The Buffalo stated that it is easy to be patient with those who are more powerful but that when enduring injuries from the powerless, it is an opportunity to show real patience and virtue, however uncomfortable it may be. This satisfied the Yaksha who then threw the monkey from the buffalo's back, taught the buffalo a protective charm and vanished.
Monty McKeever 6-2005
Kindness without Thought of Reward (#34 The Woodpecker)
Born as a woodpecker, a notoriously sinful bird, the Bodhisattva had not lost sight of virtue. He always showed compassion to every being he encountered.
One day, as the woodpecker was flying in search of food, he saw a lion on the ground below, writhing in pain and discomfort. The lion was suffering greatly. He asked the lion what was wrong and the beast replied that he had a bone stuck in his throat and that the pain was agonizing. The woodpecker offered his assistance and at great personal risk, crawled in inside the lion's mouth and dislodged the bone with his beak.
Some time later, as the woodpecker was near starvation from not being able to find suitable food, he saw the lion eating a deer. Although too proud to simply ask the lion he had saved if he could share in the meal, he hinted that he was starving. Surely the lion would share his food with him, for the woodpecker had saved his life and was also so small he would only require the tiniest morsel. Seeing the woodpecker, and aware of his intentions, the lion became angry and threatened him. The ungrateful lion proclaimed that the woodpecker was lucky to be alive after being in his mouth and that if he did not fly away, he would kill him right then and there. The woodpecker did as he was told and left.

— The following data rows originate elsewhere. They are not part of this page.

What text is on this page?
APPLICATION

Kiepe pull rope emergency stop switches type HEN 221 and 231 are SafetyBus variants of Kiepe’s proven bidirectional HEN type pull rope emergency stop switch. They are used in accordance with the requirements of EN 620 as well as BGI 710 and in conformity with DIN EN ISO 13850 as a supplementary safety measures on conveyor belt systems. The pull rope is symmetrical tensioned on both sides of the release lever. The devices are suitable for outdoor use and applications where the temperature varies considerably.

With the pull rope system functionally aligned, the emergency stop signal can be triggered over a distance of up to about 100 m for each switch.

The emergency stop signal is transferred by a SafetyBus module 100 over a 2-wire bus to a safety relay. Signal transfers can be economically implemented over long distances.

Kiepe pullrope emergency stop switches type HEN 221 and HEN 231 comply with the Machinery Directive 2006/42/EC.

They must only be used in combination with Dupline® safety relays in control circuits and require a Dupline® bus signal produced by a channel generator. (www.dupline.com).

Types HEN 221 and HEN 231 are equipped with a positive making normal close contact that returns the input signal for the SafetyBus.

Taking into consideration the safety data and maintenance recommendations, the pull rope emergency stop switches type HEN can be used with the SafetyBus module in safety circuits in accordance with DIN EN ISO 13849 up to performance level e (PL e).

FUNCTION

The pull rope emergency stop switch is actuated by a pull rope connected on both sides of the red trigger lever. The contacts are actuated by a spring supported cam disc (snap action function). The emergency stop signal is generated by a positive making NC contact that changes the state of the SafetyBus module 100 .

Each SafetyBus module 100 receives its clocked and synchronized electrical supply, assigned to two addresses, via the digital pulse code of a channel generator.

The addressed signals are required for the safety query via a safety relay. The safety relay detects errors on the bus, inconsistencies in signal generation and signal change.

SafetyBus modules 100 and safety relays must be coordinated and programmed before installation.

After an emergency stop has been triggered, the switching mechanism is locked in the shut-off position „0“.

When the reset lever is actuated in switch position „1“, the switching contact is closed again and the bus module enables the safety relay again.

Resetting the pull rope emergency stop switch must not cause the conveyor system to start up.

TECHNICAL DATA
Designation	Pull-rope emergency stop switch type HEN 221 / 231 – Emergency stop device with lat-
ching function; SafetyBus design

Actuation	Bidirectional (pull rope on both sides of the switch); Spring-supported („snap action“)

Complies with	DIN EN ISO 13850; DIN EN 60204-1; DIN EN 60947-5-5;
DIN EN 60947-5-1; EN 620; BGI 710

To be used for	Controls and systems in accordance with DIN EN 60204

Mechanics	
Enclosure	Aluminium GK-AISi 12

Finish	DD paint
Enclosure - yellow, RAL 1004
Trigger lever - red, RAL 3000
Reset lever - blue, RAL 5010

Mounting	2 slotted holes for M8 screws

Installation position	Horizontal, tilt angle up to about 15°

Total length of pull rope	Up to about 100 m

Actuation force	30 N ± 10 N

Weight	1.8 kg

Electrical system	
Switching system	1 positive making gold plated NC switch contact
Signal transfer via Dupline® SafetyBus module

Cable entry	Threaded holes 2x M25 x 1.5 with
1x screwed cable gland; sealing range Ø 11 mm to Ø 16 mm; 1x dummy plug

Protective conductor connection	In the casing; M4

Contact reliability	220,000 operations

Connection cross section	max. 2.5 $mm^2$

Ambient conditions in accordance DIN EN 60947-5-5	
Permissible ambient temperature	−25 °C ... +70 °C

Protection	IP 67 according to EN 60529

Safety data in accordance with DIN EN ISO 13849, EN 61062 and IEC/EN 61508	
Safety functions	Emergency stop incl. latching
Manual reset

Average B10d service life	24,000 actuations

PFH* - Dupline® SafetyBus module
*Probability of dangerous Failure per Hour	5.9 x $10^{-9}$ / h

A local forest god, having witnessed the woodpecker save the lion, saw this rude and selfish behavior and became enraged. The god then flew up in the air and questioned the woodpecker. The god told him that he could easily pluck out the lion's eyes and blind him for being so ungrateful, and would not be wrong in doing so. The woodpecker responded that he would never do such a thing. The woodpecker explained that when he saved the lion it was an act of pure compassion, and that he did not feel he deserved anything in return. The woodpecker further stated that generosity with the thought of reward is not generosity at all, it is nothing more than a loan.